(Reuters) - La récession subie par la zone euro, déjà la plus violente de sa jeune histoire, devrait être pire encore que prévu il y a un mois, montre vendredi une enquête de Reuters auprès d’économistes, et elle devrait conduire la Banque centrale européenne à annoncer en juin une augmentation de ses achats d’obligations.
Les quelque 80 experts interrogés entre le 11 et le 14 mai ont revu à la baisse leurs prévisions économiques pour la troisième fois en un peu plus d’un mois: ils tablent désormais pour 2020 sur une contraction de 7,5% du produit intérieur brut (PIB) des 19 pays ayant adopté la monnaie unique, alors qu’ils prévoyaient une baisse de 5,4% il y a trois semaines.
Le PIB de la zone euro a reculé de 3,8% sur les trois premiers mois de l’année selon les chiffres d’Eurostat et l’enquête montre que sa contraction devrait être près de trois fois plus forte sur avril-juin avec une chute attendue de 11,3%, contre -9,6% prévu dans l’enquête précédente.
Le PIB devrait rebondir de 7,2% au troisième trimestre puis de 2,8% au quatrième, sans pour autant compenser les pertes du premier semestre. Mais les hypothèses les plus pessimistes intègrent une nouvelle contraction sur juillet-septembre.
Le taux de chômage dans la zone euro devrait augmenter de près de deux points à 9,3% en 2020, une hausse bien plus limitée que celle en cours aux Etats-Unis.
La BCE, elle, devrait amplifier son soutien à l’occasion de sa réunion du 4 juin en augmentant de 375 milliards d’euros le montant de son “Programme d’achats d’urgence pandémique” (PEPP), doté initialement en mars de 750 milliards.
Il faut ajouter à ces montants les 20 milliards d’euros consacrés chaque mois aux achats réalisés dans le cadre des dispositifs déjà en place avant la crise du coronavirus.
Au total, selon l’enquête de Reuters, le bilan de la BCE devrait ainsi atteindre 6.500 milliards d’euros d’ici la fin de l’année, contre environ 5.000 milliards aujourd’hui.

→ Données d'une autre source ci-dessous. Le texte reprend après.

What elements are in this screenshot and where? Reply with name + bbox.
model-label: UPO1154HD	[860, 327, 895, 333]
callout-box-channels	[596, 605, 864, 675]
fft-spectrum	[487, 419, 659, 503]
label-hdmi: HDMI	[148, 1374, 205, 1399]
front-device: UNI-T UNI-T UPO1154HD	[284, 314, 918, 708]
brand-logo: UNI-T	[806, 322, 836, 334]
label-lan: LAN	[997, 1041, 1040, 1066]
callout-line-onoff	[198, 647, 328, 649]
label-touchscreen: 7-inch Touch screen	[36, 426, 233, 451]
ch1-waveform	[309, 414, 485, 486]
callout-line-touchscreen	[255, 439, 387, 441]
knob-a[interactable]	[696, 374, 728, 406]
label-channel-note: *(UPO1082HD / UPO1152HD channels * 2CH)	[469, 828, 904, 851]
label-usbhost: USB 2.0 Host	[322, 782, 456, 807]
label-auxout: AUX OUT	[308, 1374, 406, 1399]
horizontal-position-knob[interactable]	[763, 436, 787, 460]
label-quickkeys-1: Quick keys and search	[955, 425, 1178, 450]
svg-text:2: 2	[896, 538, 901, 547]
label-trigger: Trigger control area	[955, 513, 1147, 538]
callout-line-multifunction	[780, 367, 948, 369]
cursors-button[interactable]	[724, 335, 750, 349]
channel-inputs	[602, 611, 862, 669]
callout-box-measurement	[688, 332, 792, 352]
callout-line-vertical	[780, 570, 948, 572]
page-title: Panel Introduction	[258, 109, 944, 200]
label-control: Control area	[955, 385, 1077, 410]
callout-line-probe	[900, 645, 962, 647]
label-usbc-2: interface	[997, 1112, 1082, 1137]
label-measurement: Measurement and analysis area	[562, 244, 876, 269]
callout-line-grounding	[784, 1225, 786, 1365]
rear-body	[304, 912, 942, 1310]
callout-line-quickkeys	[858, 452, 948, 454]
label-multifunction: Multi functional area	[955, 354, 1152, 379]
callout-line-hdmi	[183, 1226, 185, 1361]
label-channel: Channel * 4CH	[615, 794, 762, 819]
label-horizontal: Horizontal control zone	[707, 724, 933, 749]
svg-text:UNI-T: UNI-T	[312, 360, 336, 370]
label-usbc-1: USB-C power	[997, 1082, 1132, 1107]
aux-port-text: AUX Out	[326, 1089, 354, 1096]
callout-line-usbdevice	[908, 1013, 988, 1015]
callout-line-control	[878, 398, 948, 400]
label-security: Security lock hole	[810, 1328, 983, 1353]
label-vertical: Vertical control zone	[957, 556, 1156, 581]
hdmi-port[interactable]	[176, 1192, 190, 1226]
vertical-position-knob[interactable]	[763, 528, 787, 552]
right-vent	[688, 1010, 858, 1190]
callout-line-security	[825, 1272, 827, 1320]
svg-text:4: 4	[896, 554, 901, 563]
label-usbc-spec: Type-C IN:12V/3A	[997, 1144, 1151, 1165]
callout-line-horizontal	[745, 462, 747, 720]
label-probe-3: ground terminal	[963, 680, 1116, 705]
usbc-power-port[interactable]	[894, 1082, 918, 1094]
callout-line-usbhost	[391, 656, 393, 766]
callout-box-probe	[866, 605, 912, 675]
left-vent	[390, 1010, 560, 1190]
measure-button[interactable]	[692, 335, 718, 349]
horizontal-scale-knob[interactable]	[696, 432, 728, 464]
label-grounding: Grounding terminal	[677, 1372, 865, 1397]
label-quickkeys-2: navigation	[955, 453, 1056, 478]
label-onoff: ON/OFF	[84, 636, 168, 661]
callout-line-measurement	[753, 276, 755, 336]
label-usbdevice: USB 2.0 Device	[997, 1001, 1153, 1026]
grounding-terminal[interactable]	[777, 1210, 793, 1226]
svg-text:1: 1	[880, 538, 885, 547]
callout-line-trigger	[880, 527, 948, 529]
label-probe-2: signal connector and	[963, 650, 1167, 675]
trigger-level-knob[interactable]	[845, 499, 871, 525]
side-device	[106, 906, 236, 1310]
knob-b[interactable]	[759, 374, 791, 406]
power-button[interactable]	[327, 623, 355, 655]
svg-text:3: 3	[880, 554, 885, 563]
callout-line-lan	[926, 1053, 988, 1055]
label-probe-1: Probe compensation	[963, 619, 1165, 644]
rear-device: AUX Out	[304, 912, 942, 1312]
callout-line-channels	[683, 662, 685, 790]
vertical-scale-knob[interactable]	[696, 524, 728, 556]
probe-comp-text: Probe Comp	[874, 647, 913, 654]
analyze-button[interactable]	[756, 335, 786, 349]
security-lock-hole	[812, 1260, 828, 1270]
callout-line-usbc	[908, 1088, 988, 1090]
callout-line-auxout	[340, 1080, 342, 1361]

“La politique monétaire aura pratiquement atteint son niveau maximum avant la fin de la récession”, estime Giada Giani, économiste Europe de Citi. “Pour l’instant, elle a pour objectif de faciliter l’usage de la politique budgétaire. La BCE peut y parvenir en augmentant le montant de ses achats et en les prolongeant au-delà de cette année.”
Plus de deux tiers des 28 économistes ayant répondu à une question sur le sujet ont estimé que la BCE devrait emboîter le pas de la Réserve fédérale américaine en étendant ses achats aux obligations d’entreprise ayant perdu leur notation en catégorie d’investissement depuis le début de la crise, les “anges déchus” ou “fallen angels”.
Cette innovation pourrait toutefois exposer la BCE à de nouvelles critiques au moment où elle doit faire face à l’arrêt de la Cour constitutionnelle allemande exigeant qu’elle apporte la preuve de la nécessité et du caractère proportionnel de ses achats d’obligations.
Plus des trois quarts (22 sur 29) des économistes ayant répondu à une question sur ce point ont dit que la décision des juges allemands ne devrait pas avoir un impact durable sur la manière dont la BCE définit sa politique.